Seal normally found in Arctic waters discovered in Scottish harbour

The seal is being cared for by the Scottish SPCA (Scottish SPCA/PA)
The seal is being cared for by the Scottish SPCA (Scottish SPCA/PA)

A seal normally found in Arctic waters has been rescued after it was found in a harbour on the outskirts of Aberdeen.

The Scottish SPCA is caring for the male ringed seal which was found looking lethargic and with abrasions on its back at Cove Bay Harbour.

The British Divers Marine Life Rescue alerted Scotland’s animal welfare charity after spotting the creature on August 27.

Ringed seals are smaller than common seals and the mammal was initially mistaken for a common seal pup, but was correctly identified when it arrived at the Scottish SPCA’s National Wildlife Rescue Centre.
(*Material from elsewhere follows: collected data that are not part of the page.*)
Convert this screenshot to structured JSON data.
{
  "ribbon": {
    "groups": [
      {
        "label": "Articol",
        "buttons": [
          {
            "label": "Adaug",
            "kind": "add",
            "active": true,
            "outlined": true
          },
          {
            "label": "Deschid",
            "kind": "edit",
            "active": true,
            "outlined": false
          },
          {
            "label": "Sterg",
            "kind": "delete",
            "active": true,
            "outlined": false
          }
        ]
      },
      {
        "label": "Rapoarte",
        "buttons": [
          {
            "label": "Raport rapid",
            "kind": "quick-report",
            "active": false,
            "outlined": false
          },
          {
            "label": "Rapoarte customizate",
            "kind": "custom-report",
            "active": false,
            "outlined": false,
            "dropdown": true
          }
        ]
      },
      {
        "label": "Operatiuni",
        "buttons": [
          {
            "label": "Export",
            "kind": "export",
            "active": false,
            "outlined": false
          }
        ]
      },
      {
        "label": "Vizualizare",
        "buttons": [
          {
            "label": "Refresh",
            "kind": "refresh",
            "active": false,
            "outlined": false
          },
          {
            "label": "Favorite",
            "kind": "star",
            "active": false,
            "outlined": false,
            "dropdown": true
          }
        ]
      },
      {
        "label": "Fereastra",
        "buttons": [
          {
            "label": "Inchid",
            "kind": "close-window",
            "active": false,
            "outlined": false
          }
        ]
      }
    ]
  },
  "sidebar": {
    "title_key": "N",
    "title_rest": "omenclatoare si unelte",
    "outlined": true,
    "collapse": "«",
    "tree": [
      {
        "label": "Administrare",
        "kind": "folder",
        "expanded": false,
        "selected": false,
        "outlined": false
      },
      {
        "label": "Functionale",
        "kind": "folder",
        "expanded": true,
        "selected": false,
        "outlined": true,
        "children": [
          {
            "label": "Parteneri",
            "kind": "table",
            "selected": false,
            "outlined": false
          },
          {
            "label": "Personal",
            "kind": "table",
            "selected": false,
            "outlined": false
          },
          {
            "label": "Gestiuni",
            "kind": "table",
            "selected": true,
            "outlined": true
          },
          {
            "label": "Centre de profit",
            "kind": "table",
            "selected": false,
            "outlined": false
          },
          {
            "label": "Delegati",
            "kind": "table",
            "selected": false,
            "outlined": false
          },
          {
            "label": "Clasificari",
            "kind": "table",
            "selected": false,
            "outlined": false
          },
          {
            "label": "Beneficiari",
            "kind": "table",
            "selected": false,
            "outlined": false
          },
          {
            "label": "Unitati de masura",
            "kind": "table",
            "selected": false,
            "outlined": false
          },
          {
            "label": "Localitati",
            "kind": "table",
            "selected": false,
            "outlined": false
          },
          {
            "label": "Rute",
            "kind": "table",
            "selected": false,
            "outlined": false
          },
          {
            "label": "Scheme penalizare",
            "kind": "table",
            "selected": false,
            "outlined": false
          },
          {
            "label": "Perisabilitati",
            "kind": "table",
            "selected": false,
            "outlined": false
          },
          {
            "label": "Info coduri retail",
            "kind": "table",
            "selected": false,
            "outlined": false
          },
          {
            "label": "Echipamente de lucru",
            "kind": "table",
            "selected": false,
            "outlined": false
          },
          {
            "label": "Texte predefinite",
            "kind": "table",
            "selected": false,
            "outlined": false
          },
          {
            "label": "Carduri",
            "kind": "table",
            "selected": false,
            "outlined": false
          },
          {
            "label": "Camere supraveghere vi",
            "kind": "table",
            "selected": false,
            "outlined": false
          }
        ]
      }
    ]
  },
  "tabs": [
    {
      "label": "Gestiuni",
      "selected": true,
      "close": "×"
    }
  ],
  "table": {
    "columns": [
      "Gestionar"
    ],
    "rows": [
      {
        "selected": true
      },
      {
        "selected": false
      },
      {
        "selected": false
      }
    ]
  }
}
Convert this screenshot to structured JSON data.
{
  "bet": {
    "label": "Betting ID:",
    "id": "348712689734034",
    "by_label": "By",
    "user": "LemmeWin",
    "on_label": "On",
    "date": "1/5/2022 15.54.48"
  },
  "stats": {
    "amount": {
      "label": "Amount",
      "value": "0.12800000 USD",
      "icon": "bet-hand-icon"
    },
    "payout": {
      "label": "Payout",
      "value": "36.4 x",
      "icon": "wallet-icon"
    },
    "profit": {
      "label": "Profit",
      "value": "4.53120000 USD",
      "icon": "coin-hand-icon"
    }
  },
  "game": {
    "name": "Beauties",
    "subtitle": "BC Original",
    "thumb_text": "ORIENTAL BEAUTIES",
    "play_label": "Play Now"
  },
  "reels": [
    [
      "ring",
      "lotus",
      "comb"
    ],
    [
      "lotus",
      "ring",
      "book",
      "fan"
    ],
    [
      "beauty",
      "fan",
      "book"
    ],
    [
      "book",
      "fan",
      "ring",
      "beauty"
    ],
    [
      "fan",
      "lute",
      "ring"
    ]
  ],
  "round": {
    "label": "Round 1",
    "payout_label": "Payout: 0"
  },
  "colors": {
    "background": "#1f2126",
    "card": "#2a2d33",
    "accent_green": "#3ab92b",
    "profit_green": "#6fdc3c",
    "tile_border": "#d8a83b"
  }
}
It is thought the seal’s mother may have come south searching for food and reached the north of Scotland.

The seal has been named Hispi (Scottish SPCA/PA)

The charity expects to care for the seal into October and will then need to go as far north as possible for release so it can find its way home.

Scottish SPCA wildlife assistant Sian Belcher said: “We were very surprised to have a ringed seal arrive in our care as they are found in Arctic waters and can venture as far south as Greenland or Norway so it’s very unusual that he was found in the Aberdeen area.

“As he is so young, probably only around six to eight weeks old, we think his mum may have been searching for food and it brought her to the north of Scotland. She must have then given birth to this wee pup who has now found himself in our care.

“It’s unlikely that she ventured south due to warmer seas caused by global warming as ringed seals need colder water, not warmer.

“It seems that there have only been around 12-30 sightings of ringed seals in the UK over the last 100 years. They are one of the most widespread seals on the planet but concentrated in the arctic area.”

Staff have named the seal Hispi and it is said to be eating well and putting on some weight.

Ms Belcher said: “Hispi is doing well and our team are very excited to have such a rare resident. It doesn’t hurt that he’s impossibly cute.

“He will most likely stay with us in to October and then we will need to get as far north as we possibly can to release him so he can find his way back home.”